The company made good on their promise, too. They dispatched contractors to Wilson’s house in a rental van to pick up the printer the very next day.

While I always try to be unbiased when writing about sensitive subjects, I’ve got to admit I like guns. I think it’s pretty neat that 3D printing technology has come this far. A few months back I shared information that Dutch architect, Janjaap Ruijssenaars, was working on a 3D printable house, and I thought that was impressive, but guns?

The unnerving part, for me and every other logical person, is the unlimited access to anyone worldwide. It defies logic and more importantly, law.

A terrorist, someone who’s mentally unstable, a domestic abuser, or a convicted felon can essentially open a gun factory in their basement.

“As it stands, anyone who prints a Liberator is not subject to background checks or any of the other regulatory hurdles set in place to protect citizens. Cody Wilson admits the frightening nature of this gun, but is dogged in his pursuit to see his dreams of a freely available gun come to fruition.”

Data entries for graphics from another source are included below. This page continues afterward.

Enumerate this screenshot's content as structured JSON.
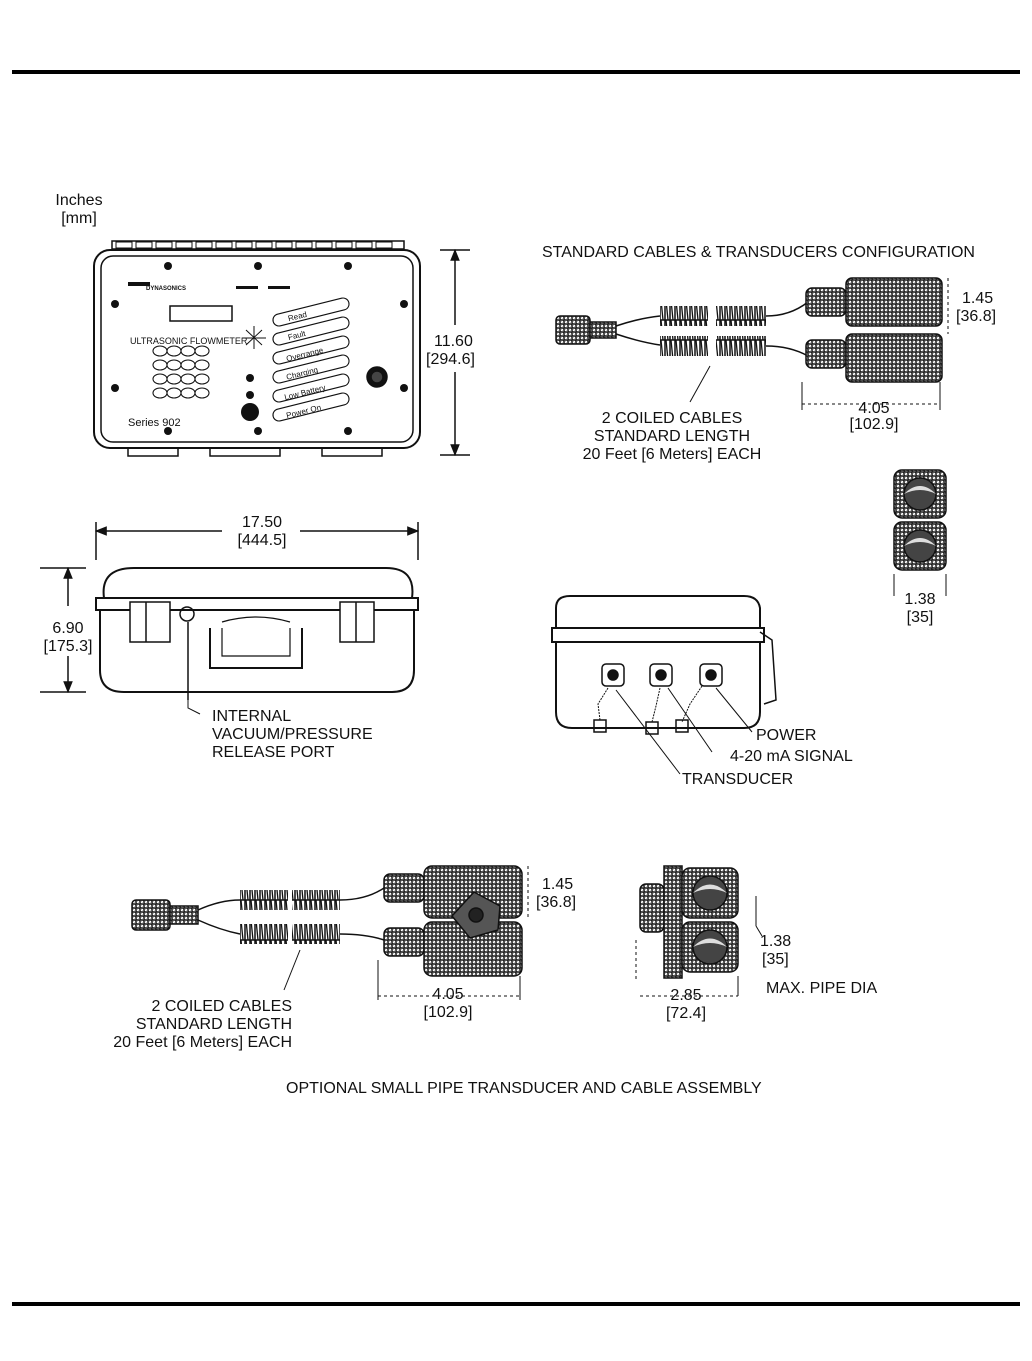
{
  "units": {
    "primary": "Inches",
    "secondary": "[mm]"
  },
  "meter": {
    "brand": "DYNASONICS",
    "title": "ULTRASONIC FLOWMETER",
    "series": "Series 902",
    "status_labels": [
      "Read",
      "Fault",
      "Overrange",
      "Charging",
      "Low Battery",
      "Power On"
    ],
    "height_in": "11.60",
    "height_mm": "[294.6]"
  },
  "case": {
    "width_in": "17.50",
    "width_mm": "[444.5]",
    "height_in": "6.90",
    "height_mm": "[175.3]",
    "port_callout": [
      "INTERNAL",
      "VACUUM/PRESSURE",
      "RELEASE PORT"
    ]
  },
  "standard": {
    "title": "STANDARD CABLES & TRANSDUCERS CONFIGURATION",
    "transducer_h_in": "1.45",
    "transducer_h_mm": "[36.8]",
    "transducer_l_in": "4.05",
    "transducer_l_mm": "[102.9]",
    "cables": [
      "2 COILED CABLES",
      "STANDARD LENGTH",
      "20 Feet [6 Meters] EACH"
    ],
    "face_in": "1.38",
    "face_mm": "[35]"
  },
  "connectors": {
    "power": "POWER",
    "signal": "4-20 mA SIGNAL",
    "transducer": "TRANSDUCER"
  },
  "optional": {
    "title": "OPTIONAL SMALL PIPE TRANSDUCER AND CABLE ASSEMBLY",
    "transducer_h_in": "1.45",
    "transducer_h_mm": "[36.8]",
    "transducer_l_in": "4.05",
    "transducer_l_mm": "[102.9]",
    "cables": [
      "2 COILED CABLES",
      "STANDARD LENGTH",
      "20 Feet [6 Meters] EACH"
    ],
    "face_in": "1.38",
    "face_mm": "[35]",
    "depth_in": "2.85",
    "depth_mm": "[72.4]",
    "max_pipe": "MAX. PIPE DIA"
  }
}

In a statement released on Friday by New York Congressman Steve Israel, he addressed what he believes to be the anarchic and unsettling potential of printable handguns like the Liberator.

“Security checkpoints, background checks, and gun regulations will do little good if criminals can print plastic firearms at home and bring those firearms through metal detectors with no one the wiser,” said Israel, according to Forbes.

“In an interview with the BBC, Wilson described himself as a crypto-anarchist and claimed the high demand for guns and the power of the Internet has superseded what the government can and can’t control.”

He went on to say, “I recognize the tool might be used to harm other people – that’s what the tool is – it’s a gun. But I don’t think that’s a reason to not do it – or a reason not to put it out there.”

The hitch for those with ill intent is getting access to a 3d printer, but where there’s a will, there’s surely a way, I suppose.

When discussing this story with my wife, she said simply, “I wonder what his mother thinks.”